Kiang Malingue is pleased to present at Art Basel in Basel more than twenty paintings, sculptures, and videos by Cho Yong-Ik, Tiffany Chung, Ho Tzu Nyen, Truong Cong Tung, Wang Zhibo, Carrie Yamaoka, and Yuan Yuan. Also on view is a large-scale installation by Tiffany Chung in the Unlimited sector, a group of sculptures and installations by Yu Ji in the Parcours sector, and a selection of videos and photographs by Kwan Sheung Chi at Basel Social Club.
Highlights include a suite of “Timepieces” videos by Ho Tzu Nyen, recently shown in the exhibition “Three Stories: Monsters, Opium, Time” at Kiang Malingue’s Hong Kong space.

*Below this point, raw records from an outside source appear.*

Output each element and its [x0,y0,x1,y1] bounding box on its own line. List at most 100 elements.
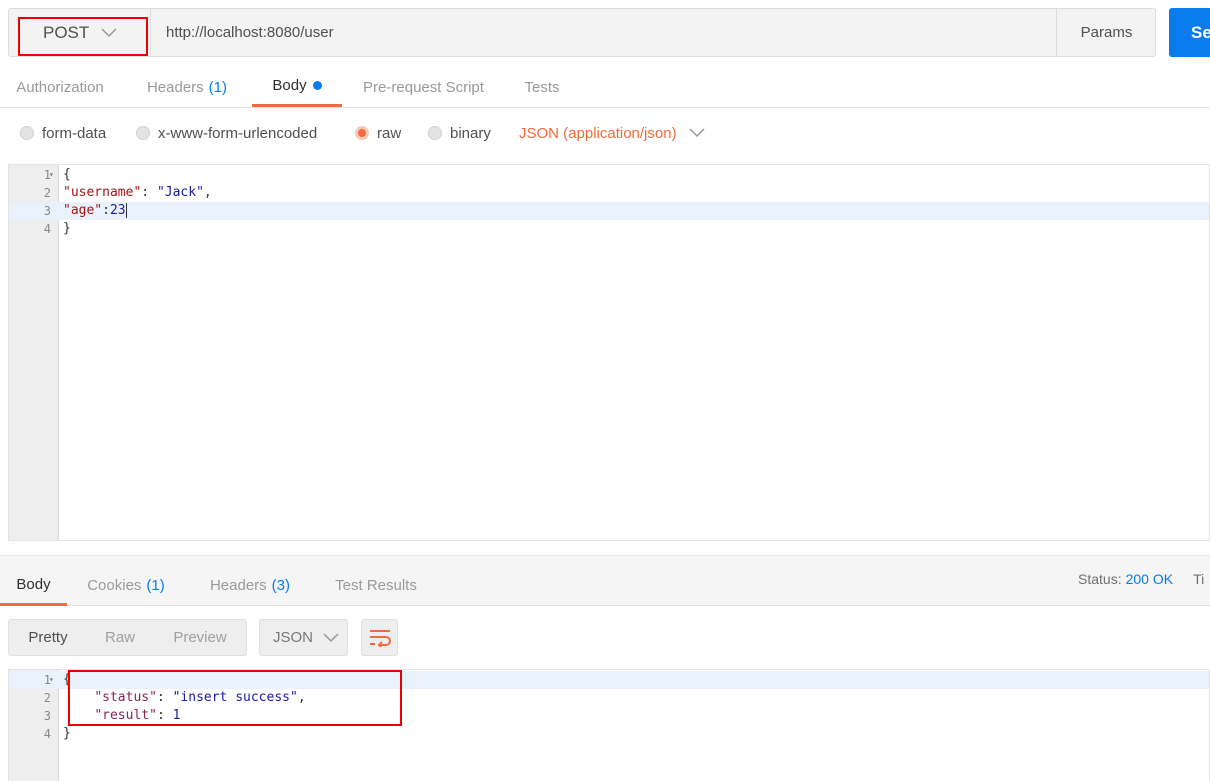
fold-arrow-icon[interactable]: ▾ [49,166,54,184]
modified-dot-icon [312,81,322,90]
tab-response-headers[interactable]: Headers (3) [198,565,302,606]
code-text: "username": "Jack", [63,184,212,202]
json-key: "age" [63,203,103,218]
code-text: { [63,672,71,687]
code-line: 1 ▾ { [9,166,1209,184]
chevron-down-icon [323,632,339,642]
content-type-label: JSON (application/json) [519,124,677,142]
status-label: Status: [1078,571,1122,587]
text-cursor [125,203,127,218]
tab-label: Cookies [87,577,142,594]
json-value: 23 [109,203,126,218]
radio-form-data[interactable]: form-data [20,108,106,158]
json-value: "insert success" [172,690,298,705]
status-code: 200 OK [1125,571,1174,587]
code-line-active: 1 ▾ { [9,671,1209,689]
code-text: "status": "insert success", [63,689,305,707]
chevron-down-icon [101,27,117,37]
json-comma: , [203,185,212,200]
tab-label: Headers [146,78,204,96]
tab-pre-request-script[interactable]: Pre-request Script [352,67,495,107]
line-number: 3 [43,204,51,218]
wrap-lines-button[interactable] [361,619,398,656]
view-label: Pretty [28,629,68,646]
tab-label: Test Results [335,577,417,594]
code-line-active: 3 "age":23 [9,202,1209,220]
tab-tests[interactable]: Tests [512,67,572,107]
code-line: 4 } [9,220,1209,238]
tab-body[interactable]: Body [252,67,342,107]
chevron-down-icon [689,128,705,138]
tab-authorization[interactable]: Authorization [0,67,120,107]
view-mode-group: Pretty Raw Preview [8,619,247,656]
line-number: 1 [43,673,51,687]
radio-x-www-form-urlencoded[interactable]: x-www-form-urlencoded [136,108,317,158]
params-button[interactable]: Params [1056,9,1156,56]
tab-label: Body [272,77,307,94]
radio-icon [136,126,150,140]
json-separator: : [156,708,173,723]
fold-arrow-icon[interactable]: ▾ [49,671,54,689]
radio-icon [20,126,34,140]
request-tabs: Authorization Headers (1) Body Pre-reque… [0,67,1210,108]
json-separator: : [102,203,110,218]
line-number: 4 [43,222,51,236]
json-value: "Jack" [156,185,204,200]
view-pretty-button[interactable]: Pretty [9,620,87,655]
json-key: "result" [94,708,157,723]
content-type-select[interactable]: JSON (application/json) [519,108,705,158]
tab-count: (1) [208,78,228,96]
params-label: Params [1080,24,1133,41]
line-number: 4 [43,727,51,741]
code-line: 3 "result": 1 [9,707,1209,725]
wrap-lines-icon [369,629,391,647]
code-text: "result": 1 [63,707,180,725]
time-label: Ti [1193,571,1205,587]
tab-headers[interactable]: Headers (1) [133,67,241,107]
tab-cookies[interactable]: Cookies (1) [78,565,174,606]
code-text: } [63,726,71,741]
method-label: POST [43,22,90,42]
radio-label: binary [450,124,491,142]
view-label: Preview [173,629,227,646]
line-number: 2 [43,186,51,200]
radio-label: form-data [42,124,107,142]
format-select[interactable]: JSON [259,619,348,656]
response-status: Status: 200 OK Ti [1078,571,1204,587]
url-bar: POST Params [8,8,1156,57]
tab-test-results[interactable]: Test Results [325,565,427,606]
view-raw-button[interactable]: Raw [87,620,153,655]
view-label: Raw [104,629,135,646]
radio-binary[interactable]: binary [428,108,491,158]
tab-label: Authorization [16,78,104,96]
json-key: "status" [94,690,157,705]
radio-icon [428,126,442,140]
format-label: JSON [273,629,314,646]
url-input[interactable] [152,9,1056,56]
tab-label: Pre-request Script [363,78,484,96]
response-tabs: Body Cookies (1) Headers (3) Test Result… [0,565,1210,606]
code-text: "age":23 [63,202,127,220]
radio-label: raw [377,124,402,142]
tab-count: (1) [146,577,165,594]
radio-checked-icon [355,126,369,140]
request-body-editor[interactable]: 1 ▾ { 2 "username": "Jack", 3 "age":23 4… [8,164,1210,541]
code-text: { [63,167,71,182]
radio-raw[interactable]: raw [355,108,401,158]
code-line: 2 "username": "Jack", [9,184,1209,202]
method-select[interactable]: POST [9,9,151,56]
tab-label: Body [16,575,51,593]
json-separator: : [156,690,173,705]
response-body-viewer[interactable]: 1 ▾ { 2 "status": "insert success", 3 "r… [8,669,1210,781]
code-text: } [63,221,71,236]
send-label: Se [1191,22,1210,42]
line-number: 1 [43,168,51,182]
view-preview-button[interactable]: Preview [153,620,247,655]
send-button[interactable]: Se [1169,8,1210,57]
tab-count: (3) [271,577,291,594]
tab-response-body[interactable]: Body [0,565,67,606]
tab-label: Tests [524,78,560,96]
tab-label: Headers [209,577,267,594]
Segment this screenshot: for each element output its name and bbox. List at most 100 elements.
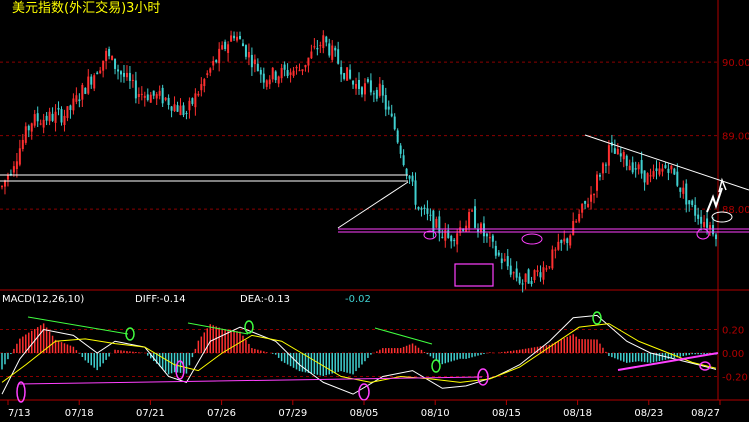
candle-body [414,180,417,205]
candlesticks [1,30,717,293]
macd-tick-label: 0.00 [722,349,744,360]
time-tick-label: 08/23 [634,408,663,419]
candle-body [87,76,90,94]
candle-body [384,95,387,110]
candle-body [185,112,188,114]
candle-body [120,71,122,75]
candle-body [292,70,295,76]
time-tick-label: 08/15 [492,408,521,419]
candle-body [33,114,36,126]
candle-body [12,166,15,173]
candle-body [164,97,167,100]
candle-body [170,106,173,111]
candle-body [241,43,244,47]
candle-body [399,145,402,154]
candle-body [99,70,102,74]
candle-body [84,87,87,94]
candle-body [295,66,298,69]
candle-body [527,269,530,284]
candle-body [417,206,420,210]
candle-body [545,268,548,270]
candle-body [578,213,581,222]
candle-body [143,95,146,98]
candle-body [176,105,179,112]
candle-body [491,235,494,242]
candle-body [63,115,66,126]
candle-body [140,93,143,95]
candle-body [51,113,54,121]
candle-body [474,206,477,228]
candle-body [601,163,604,174]
candle-body [301,69,304,72]
candle-body [643,170,646,183]
candle-body [533,270,536,281]
time-axis-labels: 7/13 07/18 07/21 07/26 07/29 08/05 08/10 08/15 0… [7,400,721,419]
candle-body [343,73,346,79]
candle-body [613,148,616,154]
candle-body [506,256,509,267]
candle-body [703,222,706,227]
candle-body [283,64,286,70]
candle-body [628,165,631,171]
candle-body [215,59,218,63]
candle-body [500,258,503,264]
candle-body [108,48,111,57]
candle-body [212,60,215,66]
candle-body [590,194,593,202]
price-tick-label: 90.00 [722,58,749,69]
magenta-marker [16,381,26,403]
candle-body [137,94,140,98]
candle-body [331,45,334,60]
candle-body [158,90,161,96]
candle-body [557,241,560,250]
candle-body [268,79,271,85]
candle-body [256,63,259,72]
candle-body [658,168,661,175]
candle-body [587,203,590,208]
candle-body [518,276,521,284]
candle-body [66,106,69,118]
chart-title: 美元指数(外汇交易)3小时 [12,0,160,16]
candle-body [230,35,233,42]
candle-body [563,238,566,242]
candle-body [691,200,694,206]
candle-body [21,139,24,149]
candle-body [566,238,569,244]
candle-body [438,216,441,234]
candle-body [90,76,93,85]
candle-body [593,194,596,196]
candle-body [429,214,432,216]
candle-body [456,233,459,245]
time-tick-label: 08/10 [421,408,450,419]
candle-body [161,87,164,104]
time-tick-label: 7/13 [8,408,30,419]
candle-body [125,72,128,78]
macd-tick-labels: 0.20 0.00 -0.20 [722,326,748,384]
price-tick-label: 88.00 [722,205,749,216]
candle-body [637,164,640,170]
candle-body [253,59,256,65]
candle-body [664,165,667,169]
candle-body [512,272,515,274]
candle-body [435,218,438,228]
candle-body [604,164,607,166]
candle-body [316,48,319,50]
candle-body [598,174,601,177]
candle-body [581,203,584,213]
candle-body [259,69,262,75]
candle-body [697,214,700,219]
candle-body [387,106,390,110]
candle-body [78,99,81,102]
candle-body [548,266,551,268]
candle-body [468,212,471,229]
candle-body [682,187,685,194]
candle-body [36,113,39,122]
candle-body [360,87,363,95]
touch-circle [521,233,543,245]
candle-body [372,93,375,95]
triangle-upper-edge [337,181,409,229]
candle-body [30,123,33,132]
candle-body [584,200,587,204]
candle-body [167,97,170,105]
magenta-marker [358,383,370,401]
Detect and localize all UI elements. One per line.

Co-commissioned by Singapore Art Museum, Art Sonje Center, and M+, in collaboration with Museum of Contemporary Art Tokyo and Sharjah Art Foundation, the works are presented on customized screens that render time physical, testifying to time’s paradoxical materiality, elasticity, and relativity. The suite of “Timepieces” is an accompaniment to Ho’s major installation T for Time (2023), currently on view at Mudam Luxembourg, contemplating our contemporary experience of time as rooted in European concepts of linear progression, regulated by the Gregorian calendar, and networked by computers. Ho’s ambitious project raises the question of whether it is possible to reclaim the unassimilated experiences of time that were manifest in Southeast Asia prior to the influence of the West.
Tiffany Chung’s latest embroidery work Global Spice Trade: routes from ancient time to the age of exploration/exploitation (2024-2025) exemplifies how Chung disentangles and reweaves the culinary, economic, and political threads that have shaped the global history of the spice trade for several millennia. Also on view are El Pulpo: UFCo’s Great White Fleet Routes and Properties in Central America & the Caribbean (2020) and Entangled Landscape of Disremembering no.1 (2023), employing various techniques and craftsmanship towards geopolitical histories. Similarly, a group of “The Shapes of Time” lacquer paintings by Truong Cong Tung is a series of meticulous cartographic attempts, offering an aerial view that traces isopleths, histories, tropicality, and weather—the artist insists on the significance of time and temperature in his art.
Carrie Yamaoka’s paintings, 10 by 8 (wall #4) (2024) and 40 by 40 (clear/black #2) (2024) are works of material alchemy composed of reflective polyester film, black vinyl film, and their interaction with urethane resin. Embracing accidents, they gesture at the instability of subjectivity, between improvisation/intention, and methodology/intuition. 24 by 20 (medium bubble) redux (2015/2024) continues the artist’s methodology of revisiting dormant works from her studio, by reconfiguring their constituent parts. By peeling off the surface and using the wood panel support of an older work that bears traces for a new layer of reflective polyester film, the past is brought into and intertwines with the present.
Two recent paintings by Wang Zhibo demonstrate the artist’s fascination with non-causality manifest in juxtapositions: Green Portrait and Pink Hydrangea (2024) identifies the hide-and-seek of countenances that takes place in a myriad of mesmerising textures; Hedgehog (2025), on the other hand, stages a play between supermoon and spears—two elements that could be considered “allotopic”. Yuan Yuan’s Still Life Study (2025) revisits the artist’s long-term interest in claustrophobic interiors filled with meticulously rendered and contrasting textures, fabulating ways through which an enclosed environment exposes itself to externalities. Cho Yong-Ik’s 18-703 (2018), created at the end of his artistic career, echoes Yuan Yuan’s emphasis on fluidity in an enclosed space, revealing the uniqueness of each painting gesture in an orderly matrix composition.